Des crimes vertement dénoncés par de nombreuses associations féministes; mouvement aujourd’hui encore, bien trop souvent mal reçu. Pourtant, la revendication de l’égalité entre hommes et femmes n’est ni une chimère, ni le combat égoïste de quelques chiennes de garde. Bien au contraire, le féminisme est une substance vive, ambitieuse et inclusive à la croisée des chemins et souffrances. L’Histoire nous apprend que la reconnaissance des femmes en tant que sujets de droit a charrié dans son sillage progrès et avancements quant à la considération, au respect et à la protection de l’enfance. C’est grâce à la bascule d’un pouvoir quasi hégémonique du père et époux à un partage équitable de l’autorité parentale, que l’enfant s’est enfin vu doté de droits. Dès lors, prétendre que des attaques violentes, répétitives et polymorphes sur la femme également mère n’ont pas ou peu d’incidence sur l’enfant est mensonger. Ces situations de maltraitance induisent de facto des problématiques conjugales, familiales, émotionnelles, affectives, physiques et judiciaires nuisibles au bon développement de ce dernier. C’est pourquoi, penser et traiter violences dans le couple et violences intrafamiliales de concert est un impératif.

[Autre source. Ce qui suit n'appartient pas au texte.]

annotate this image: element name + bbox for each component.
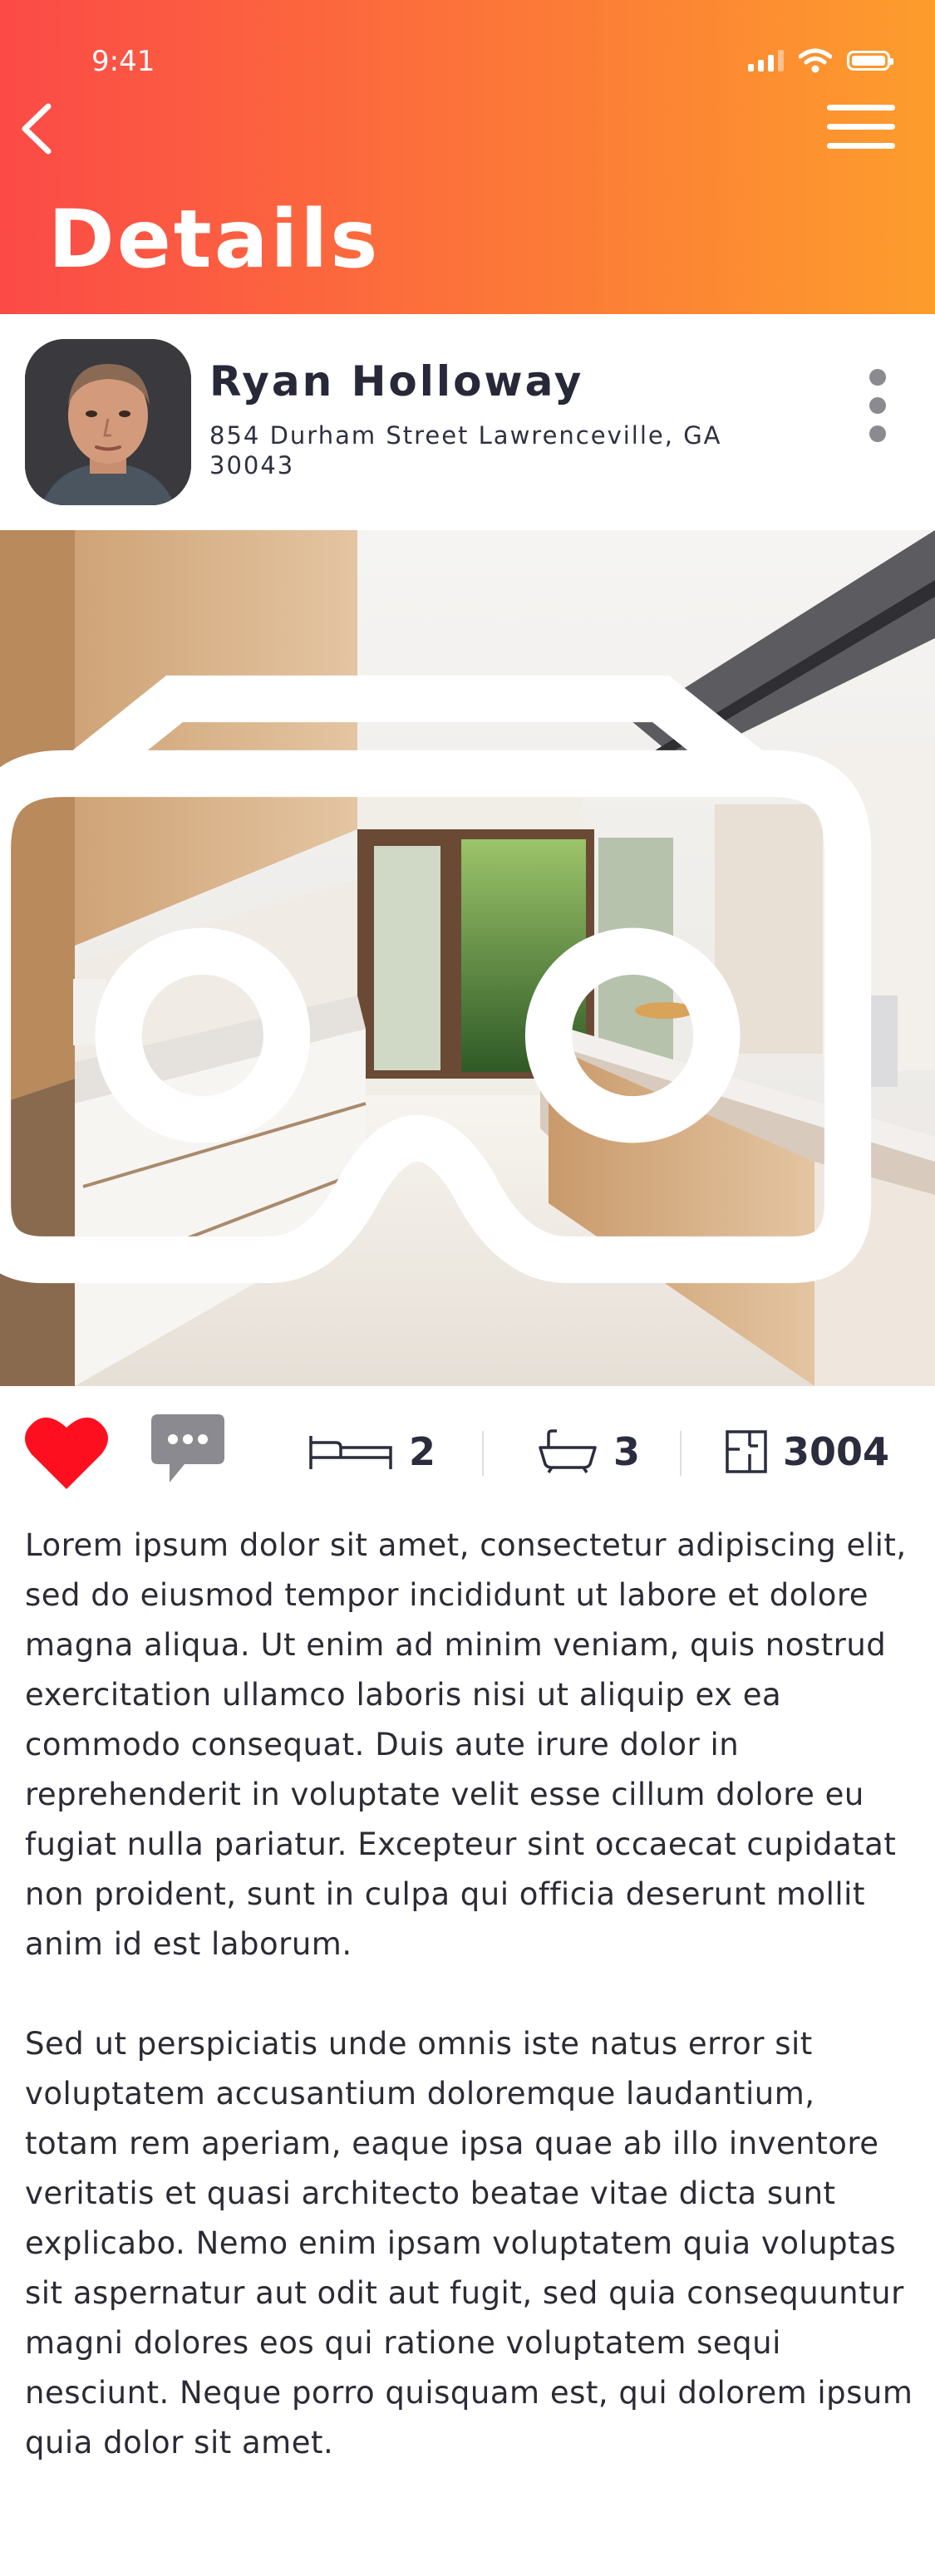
property-photo[interactable]: [0, 530, 935, 1386]
bed-icon: [309, 1436, 392, 1469]
more-vertical-icon[interactable]: [865, 369, 890, 442]
bedroom-count: 2: [308, 1429, 436, 1474]
floor-plan-icon: [726, 1430, 767, 1473]
divider: [482, 1431, 484, 1476]
wifi-icon: [799, 48, 832, 73]
header: 9:41 Details: [0, 0, 935, 314]
divider: [680, 1431, 682, 1476]
avatar[interactable]: [25, 339, 191, 505]
chat-bubble-icon[interactable]: [148, 1411, 228, 1486]
area-count: 3004: [725, 1429, 889, 1474]
bedroom-value: 2: [409, 1429, 436, 1474]
property-description: Lorem ipsum dolor sit amet, consectetur …: [25, 1521, 914, 2518]
back-arrow-icon[interactable]: [17, 100, 58, 158]
agent-profile: Ryan Holloway 854 Durham Street Lawrence…: [0, 314, 935, 530]
status-time: 9:41: [91, 45, 155, 78]
bathroom-count: 3: [537, 1429, 640, 1474]
heart-icon[interactable]: [23, 1413, 110, 1491]
description-paragraph: Lorem ipsum dolor sit amet, consectetur …: [25, 1527, 907, 1962]
description-paragraph: Sed ut perspiciatis unde omnis iste natu…: [25, 2026, 913, 2460]
actions-row: 2 3 3004: [0, 1386, 935, 1511]
area-value: 3004: [783, 1429, 890, 1474]
agent-address: 854 Durham Street Lawrenceville, GA 3004…: [209, 421, 722, 479]
agent-name: Ryan Holloway: [209, 357, 584, 406]
vr-headset-icon[interactable]: [0, 570, 885, 1386]
hamburger-menu-icon[interactable]: [827, 105, 895, 155]
battery-icon: [847, 51, 893, 71]
status-icons: [748, 48, 893, 73]
page-title: Details: [48, 193, 381, 286]
bathtub-icon: [539, 1429, 597, 1473]
bathroom-value: 3: [613, 1429, 641, 1474]
cellular-signal-icon: [748, 50, 784, 71]
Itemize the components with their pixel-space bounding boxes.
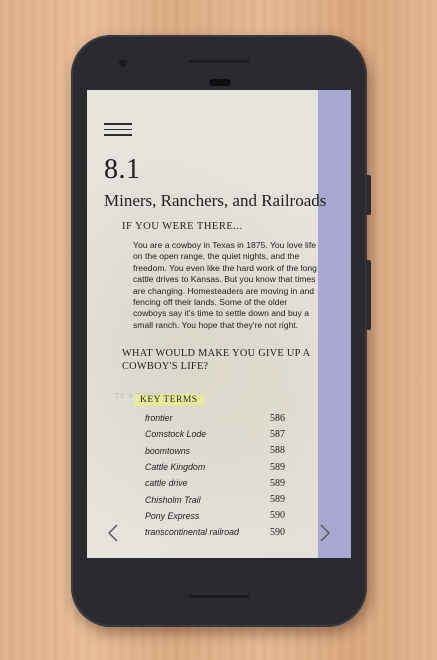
key-term-row[interactable]: Pony Express 590 — [145, 508, 285, 524]
key-term-name: Chisholm Trail — [145, 494, 201, 505]
key-term-row[interactable]: cattle drive 589 — [145, 475, 285, 491]
intro-text: You are a cowboy in Texas in 1875. You l… — [133, 240, 317, 330]
key-term-name: Cattle Kingdom — [145, 462, 206, 473]
key-term-page: 589 — [270, 494, 285, 506]
power-button — [366, 175, 371, 215]
key-term-row[interactable]: Cattle Kingdom 589 — [145, 459, 285, 475]
key-term-name: boomtowns — [145, 445, 190, 456]
key-term-page: 587 — [270, 428, 285, 440]
bottom-speaker-grille — [189, 595, 249, 598]
section-number: 8.1 — [104, 154, 141, 185]
key-term-name: transcontinental railroad — [145, 527, 239, 538]
key-term-page: 589 — [270, 461, 285, 473]
key-term-name: Pony Express — [145, 510, 200, 521]
volume-button — [366, 260, 371, 330]
phone-screen: 8.1 Miners, Ranchers, and Railroads IF Y… — [87, 90, 351, 558]
chevron-right-icon[interactable] — [318, 523, 332, 543]
key-term-name: cattle drive — [145, 478, 188, 489]
key-terms-list: frontier 586 Comstock Lode 587 boomtowns… — [145, 410, 285, 540]
top-speaker-grille — [189, 60, 249, 63]
key-term-row[interactable]: boomtowns 588 — [145, 443, 285, 459]
key-term-page: 590 — [270, 510, 285, 522]
hamburger-menu-icon[interactable] — [104, 123, 132, 137]
earpiece — [209, 79, 231, 86]
key-term-page: 586 — [270, 412, 285, 424]
key-terms-label: KEY TERMS — [134, 394, 204, 406]
section-title: Miners, Ranchers, and Railroads — [104, 191, 327, 210]
side-color-strip — [318, 90, 351, 558]
key-term-row[interactable]: Comstock Lode 587 — [145, 426, 285, 442]
key-term-row[interactable]: frontier 586 — [145, 410, 285, 426]
chevron-left-icon[interactable] — [106, 523, 120, 543]
discussion-question: WHAT WOULD MAKE YOU GIVE UP A COWBOY'S L… — [122, 348, 310, 372]
intro-heading: IF YOU WERE THERE... — [122, 221, 243, 232]
key-term-row[interactable]: Chisholm Trail 589 — [145, 491, 285, 507]
key-term-name: frontier — [145, 413, 173, 424]
key-term-page: 590 — [270, 526, 285, 538]
key-term-page: 588 — [270, 445, 285, 457]
front-camera — [119, 59, 127, 67]
key-term-page: 589 — [270, 477, 285, 489]
key-term-row[interactable]: transcontinental railroad 590 — [145, 524, 285, 540]
key-term-name: Comstock Lode — [145, 429, 207, 440]
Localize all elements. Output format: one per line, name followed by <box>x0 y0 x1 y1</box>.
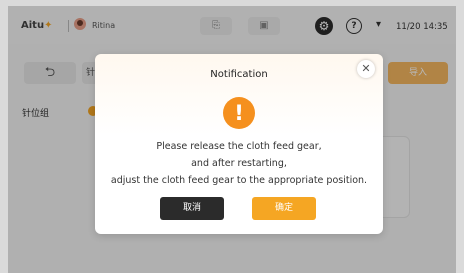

Hommes lacunaires, mères en danger

Les paroles des suppliciées permettent de noter une infiltration pernicieuse de la violence dès le début du couple. Le premier passage à l’acte brutal est donc particulièrement désarçonnant pour les victimes. Elles sont ainsi nombreuses à témoigner, sans toutefois complètement les appréhender, des manipulations dont elles sont les objets. Jalousie maladive, besoin de contrôle, incapacité à déceler, nommer et gérer les émotions incitent le conjoint maltraitant à déplacer les fruits véreux de ses carences et responsabilités de façon systématique et sans vergogne sur celles qui partagent leur vie. Les proies deviennent alors bourreaux et les bourreaux martyrs.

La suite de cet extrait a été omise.